Enfin, les stablecoins deviennent des investisseurs sur le marché des bons du Trésor, ce qui a un impact évident sur la stabilité financière. Comme nous l’avons vu dans la littérature sur les stablecoins, ils sont toujours fonctionnels et leurs bilans sont soumis à des risques de liquidité et de taux d’intérêt, ainsi qu’à un certain risque de crédit. Par conséquent, si un stablecoin majeur subit une forte pression de rachat, en particulier compte tenu de l’absence de fenêtre d’escompte ou de prêteur de dernier recours, une position concentrée sur les bons du Trésor pourrait exposer le marché à une vente, en particulier ceux qui n’arriveront pas à échéance immédiatement.

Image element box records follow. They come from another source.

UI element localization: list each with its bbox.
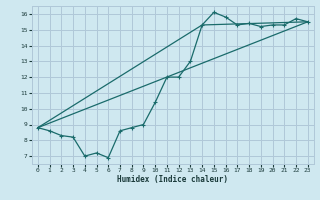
X-axis label: Humidex (Indice chaleur): Humidex (Indice chaleur) bbox=[117, 175, 228, 184]
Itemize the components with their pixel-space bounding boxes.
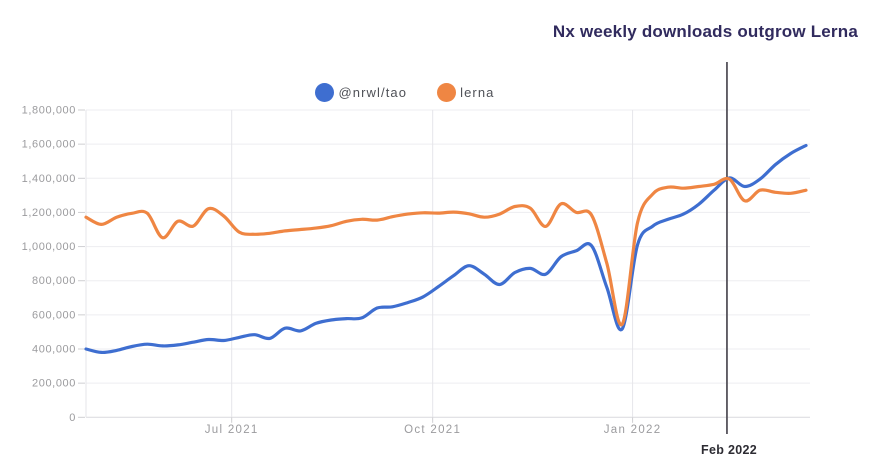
lerna-color-dot-icon [437, 83, 457, 102]
x-axis-label: Oct 2021 [404, 424, 461, 436]
legend: @nrwl/tao lerna [0, 83, 810, 102]
chart-title: Nx weekly downloads outgrow Lerna [552, 22, 858, 41]
x-axis-label: Jan 2022 [604, 424, 662, 436]
y-axis-label: 1,400,000 [22, 173, 76, 185]
legend-label-nrwl-tao: @nrwl/tao [338, 85, 408, 100]
legend-item-lerna[interactable]: lerna [437, 83, 494, 102]
annotation-label: Feb 2022 [701, 443, 757, 457]
series-line-nrwl-tao[interactable] [84, 143, 808, 355]
y-axis-label: 1,800,000 [22, 105, 76, 117]
y-axis-label: 800,000 [32, 275, 76, 287]
y-axis-label: 1,600,000 [22, 139, 76, 151]
y-axis-label: 0 [69, 412, 76, 424]
y-axis-label: 200,000 [32, 378, 76, 390]
series-line-lerna[interactable] [84, 176, 808, 327]
legend-item-nrwl-tao[interactable]: @nrwl/tao [315, 83, 407, 102]
y-axis-label: 400,000 [32, 344, 76, 356]
y-axis-label: 1,000,000 [22, 241, 76, 253]
y-axis-label: 1,200,000 [22, 207, 76, 219]
legend-label-lerna: lerna [460, 85, 495, 100]
nrwl-tao-color-dot-icon [315, 83, 335, 102]
y-axis-label: 600,000 [32, 309, 76, 321]
x-axis-label: Jul 2021 [205, 424, 259, 436]
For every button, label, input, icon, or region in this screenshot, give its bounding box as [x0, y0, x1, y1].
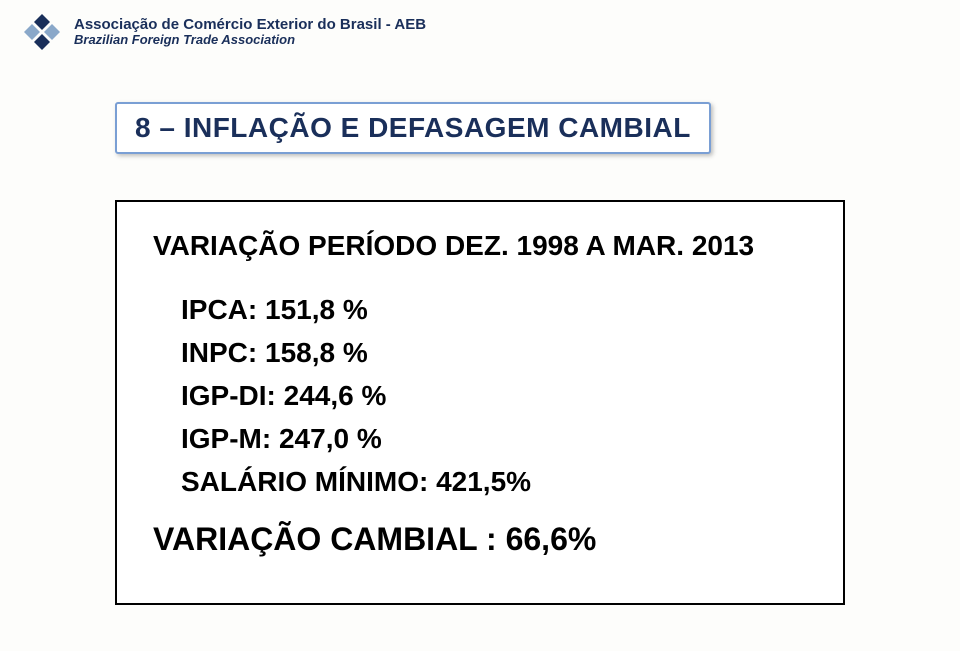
org-name-pt: Associação de Comércio Exterior do Brasi… [74, 16, 426, 33]
slide-title: 8 – INFLAÇÃO E DEFASAGEM CAMBIAL [135, 112, 691, 143]
header: Associação de Comércio Exterior do Brasi… [20, 10, 426, 54]
org-text-block: Associação de Comércio Exterior do Brasi… [74, 16, 426, 48]
aeb-logo-icon [20, 10, 64, 54]
content-box: VARIAÇÃO PERÍODO DEZ. 1998 A MAR. 2013 I… [115, 200, 845, 605]
content-subtitle: VARIAÇÃO PERÍODO DEZ. 1998 A MAR. 2013 [153, 230, 807, 262]
data-row: IGP-M: 247,0 % [181, 421, 807, 456]
data-row: SALÁRIO MÍNIMO: 421,5% [181, 464, 807, 499]
org-name-en: Brazilian Foreign Trade Association [74, 33, 426, 48]
content-footer: VARIAÇÃO CAMBIAL : 66,6% [153, 521, 807, 558]
data-row: IPCA: 151,8 % [181, 292, 807, 327]
data-row: INPC: 158,8 % [181, 335, 807, 370]
data-rows: IPCA: 151,8 % INPC: 158,8 % IGP-DI: 244,6 … [153, 292, 807, 499]
data-row: IGP-DI: 244,6 % [181, 378, 807, 413]
slide-title-box: 8 – INFLAÇÃO E DEFASAGEM CAMBIAL [115, 102, 711, 154]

Les preuves que nous fournissons sur l’effet asymétrique suggèrent que les stablecoins pourraient avoir un impact plus important sur le marché des bons du Trésor dans un environnement caractérisé par des sorties importantes et brutales. À cet égard, les magnitudes suggérées par nos estimations peuvent être une borne inférieure, car elles sont basées sur un échantillon qui comprend principalement un marché en croissance. Cela est susceptible de changer à mesure que l’industrie des stablecoins se développe, ce qui exacerbe les inquiétudes concernant la stabilité du marché des bons du Trésor.
limite. Notre analyse fournit des preuves préliminaires de l’empreinte émergente des stablecoins sur le marché des bons du Trésor. Cependant, nos résultats doivent être interprétés avec prudence. Tout d’abord, nous sommes confrontés à des contraintes de données dans notre analyse, car le portefeuille de réserves USDT est divulgué de manière incomplète à sa date d’expiration, ce qui complique l’identification. Par conséquent, nous devons supposer quelle échéance de bons du Trésor est la plus susceptible d’être affectée par les flux de stablecoins. Deuxièmement, nous contrôlons la volatilité des marchés financiers en incluant les rendements du Bitcoin et de l’Ether, ainsi que les variations des rendements sur diverses échéances du Trésor. Cependant, ces variables peuvent ne pas rendre pleinement compte du sentiment de risque et des conditions macroéconomiques qui affectent collectivement les flux de stablecoins et les rendements des bons du Trésor. Nous avons essayé de résoudre ce problème avec une stratégie de variable d’outil, mais nous nous sommes rendu compte que nos variables d’outil elles-mêmes pouvaient être limitées, y compris des erreurs de spécification dans notre modèle de projet local. De plus, en raison des contraintes de données et de la forte concentration de l’industrie des stablecoins, nos estimations reposent presque entièrement sur des variations de séries chronologiques, car la section efficace est trop limitée pour être exploitée de manière significative.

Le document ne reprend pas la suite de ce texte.